保健福祉総合センター(アルク):ディサービス、居住部門、老人福祉寮。ふれあい福祉村構想。地域ケア会議の紹介。

予防接種事業:未就学児の任意予防接種をすべて全額助成。中学生女子の子宮頚がんワクチン全額補助。インフルエンザワクチンは中学生無料、町民は千円、高齢者の肺炎球菌ワクチン助成。保育園健診。

講義の途中に、幌加内そば打たん会、野菜作り、スキー、ワカサギ釣り等、田舎の生活の魅力を紹介してくれた。

夏から秋にかけてのエピソード。農繁期に頭痛で倒れた女性がいるといって救急隊から連絡があった。血圧が高くて、意識障害があった。くも膜下出血を疑い、脳外科のある病院に紹介。その配偶者に糖尿病、高血圧、喫煙についての指導。その母親は大動脈弁狭窄症による労作時呼吸困難がある。精査を勧めたが、結局、自宅で亡くなられた。女性の最終診断は毒キノコ中毒であった。

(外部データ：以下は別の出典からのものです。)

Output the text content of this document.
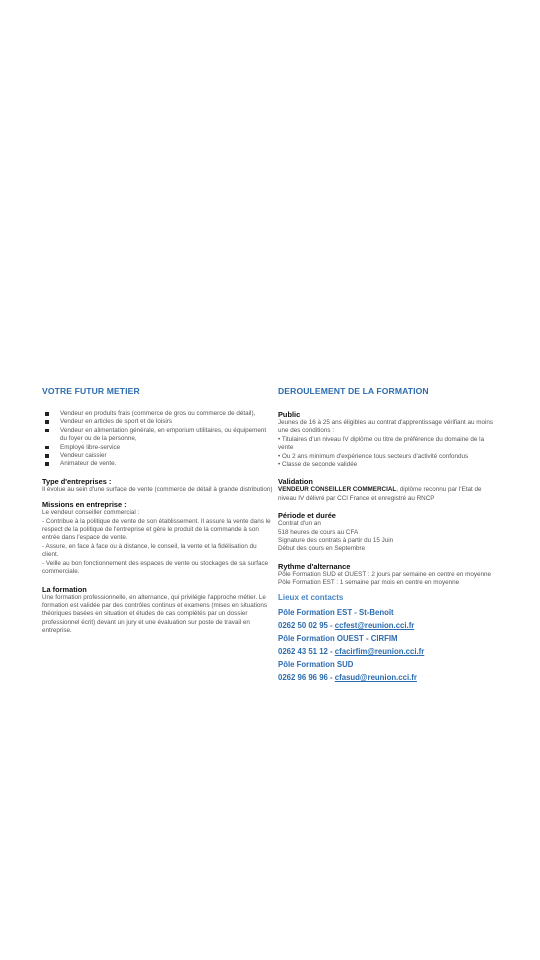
VOTRE FUTUR METIER
Vendeur en produits frais (commerce de gros ou commerce de détail),
Vendeur en articles de sport et de loisirs
Vendeur en alimentation générale, en emporium utilitaires, ou équipement du foyer ou de la personne,
Employé libre-service
Vendeur caissier
Animateur de vente.

Type d'entreprises :

Il évolue au sein d'une surface de vente (commerce de détail à grande distribution)

Missions en entreprise :

Le vendeur conseiller commercial :

- Contribue à la politique de vente de son établissement. Il assure la vente dans le respect de la politique de l'entreprise et gère le produit de la commande à son entrée dans l'espace de vente.

- Assure, en face à face ou à distance, le conseil, la vente et la fidélisation du client.

- Veille au bon fonctionnement des espaces de vente ou stockages de sa surface commerciale.

La formation

Une formation professionnelle, en alternance, qui privilégie l'approche métier. Le formation est validée par des contrôles continus et examens (mises en situations théoriques basées en situation et études de cas complétés par un dossier professionnel écrit) devant un jury et une évaluation sur poste de travail en entreprise.

DEROULEMENT DE LA FORMATION

Public

Jeunes de 16 à 25 ans éligibles au contrat d'apprentissage vérifiant au moins une des conditions :

• Titulaires d'un niveau IV diplôme ou titre de préférence du domaine de la vente

• Ou 2 ans minimum d'expérience tous secteurs d'activité confondus

• Classe de seconde validée

Validation

VENDEUR CONSEILLER COMMERCIAL, diplôme reconnu par l'Etat de niveau IV délivré par CCI France et enregistré au RNCP

Période et durée

Contrat d'un an

518 heures de cours au CFA

Signature des contrats à partir du 15 Juin

Début des cours en Septembre

Rythme d'alternance

Pôle Formation SUD et OUEST : 2 jours par semaine en centre en moyenne

Pôle Formation EST : 1 semaine par mois en centre en moyenne

Lieux et contacts

Pôle Formation EST - St-Benoît

0262 50 02 95 - ccfest@reunion.cci.fr

Pôle Formation OUEST - CIRFIM

0262 43 51 12 - cfacirfim@reunion.cci.fr

Pôle Formation SUD

0262 96 96 96 - cfasud@reunion.cci.fr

1年半年経って感じること:患者さんの顔が見える。保健・福祉・救急の連携がスムース。旭川市が比較的近いので助かっている(高度医療・専門医のありがたみがよくわかる)。外傷が多い。人材不足(医師、看護師、介護士、ヘルパー、給食婦、等)。高齢者の生活(冬をどう過ごすか)。意外と子供が多い。シンプルに、コンパクトに地域医療を経験することができる。若いうちに是非、経験を!